Wij moeten de Europese grondwet tegenhouden

Sociaal-economische redactie (*)


Een groot aantal NCPN-leden en sympathisanten demonstreerde in Brussel niet alleen tegen de 'Frankenstein'-richtlijn, maar ook tegen de Lissabon-agenda en de Europese Grondwet. (Foto Manifest)

 


 


 

De grondwet zal het sociaal en democratisch deficit dat al vanaf het ontstaan van de Europese Unie in de verdragen zit, nog erger maken. We stevenen recht op de afgrond af. De ratificatie van deze grondwet moet worden tegengehouden.

De voorliggende Europese Grondwet versterkt alle mechanismen die de sociale dumping in de hand werken. De sociale rechten op uitkeringen, zoals: het recht op pensioen, werkloosheidsuitkering, bestaansminimum, worden op Europeesniveau niet gegarandeerd. In lang niet alle lidstaten bestaan sociale rechten zoals in veel WestEuropese landen, na lange strijd, tot stand gebracht werden. En daar waar ze wel bestaan, kunnen ze ook uit nationale grondwetten en wetgevingen verdwijnen. Artikel 1 van Deel II van het ontwerp van grondwet bepaalt wel degelijk: "De menselijke waardigheid is onschendbaar. Zij moet worden geëerbiedigd en beschermd. "Maar dat is niet genoeg, want de waardigheid wordt pas een concrete juridische realiteit als ze is neergeschreven in de vorm van gewaarborgde sociale basisrechten. Bovendien zijn de openbare diensten in gevaar. De ontmanteling ervan wordt versneld.

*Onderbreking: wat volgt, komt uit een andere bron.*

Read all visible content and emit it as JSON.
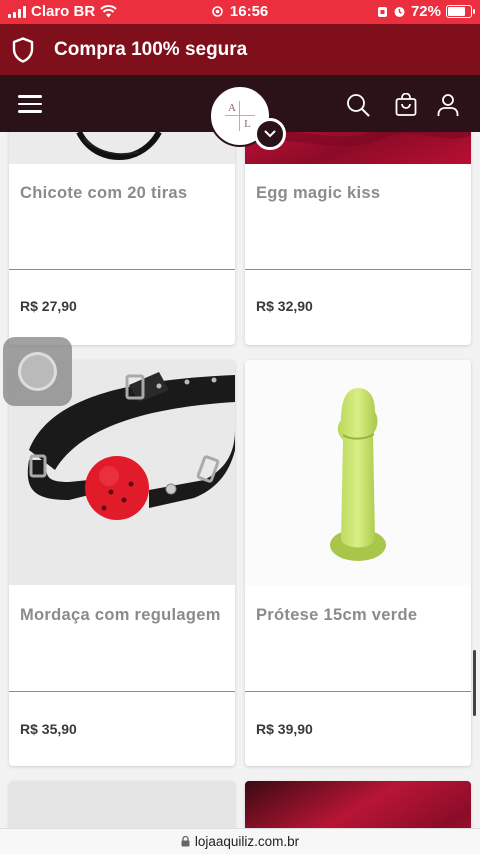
{
  "status": {
    "carrier": "Claro BR",
    "time": "16:56",
    "battery": "72%"
  },
  "banner": {
    "text": "Compra 100% segura",
    "icon": "shield-icon"
  },
  "nav": {
    "logo_letters": [
      "A",
      "",
      "",
      "L"
    ],
    "icons": [
      "menu-icon",
      "search-icon",
      "bag-icon",
      "user-icon"
    ]
  },
  "products": [
    {
      "title": "Chicote com 20 tiras",
      "price": "R$ 27,90"
    },
    {
      "title": "Egg magic kiss",
      "price": "R$ 32,90"
    },
    {
      "title": "Mordaça com regulagem",
      "price": "R$ 35,90"
    },
    {
      "title": "Prótese 15cm verde",
      "price": "R$ 39,90"
    }
  ],
  "url": "lojaaquiliz.com.br",
  "colors": {
    "status_bar": "#ec2f3e",
    "banner": "#7f0f1a",
    "nav": "#2a1218",
    "title_text": "#8b8b8b",
    "price_text": "#3a3a3a"
  }
}
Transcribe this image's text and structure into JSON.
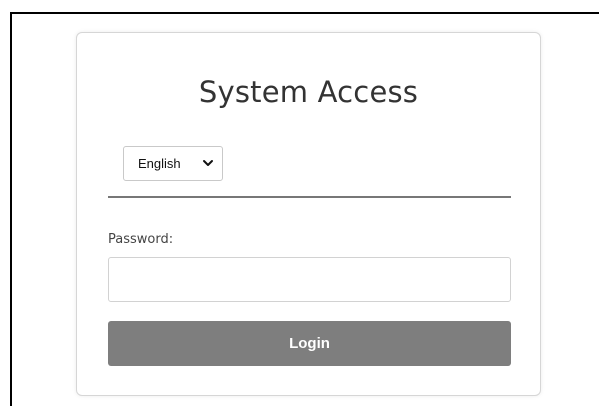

De term 'openbare dienst' is uit de Europese grondwet gebannen en vervangen door 'dienst van algemeen economisch belang'. Die diensten worden onderworpen aan de concurrentie. De Bolkestein-richtlijn toont hoe de nationale overheid, met het 'principe van het land van oorsprong', de controle over de sociale wetgeving op haar eigen grondgebied zal verliezen.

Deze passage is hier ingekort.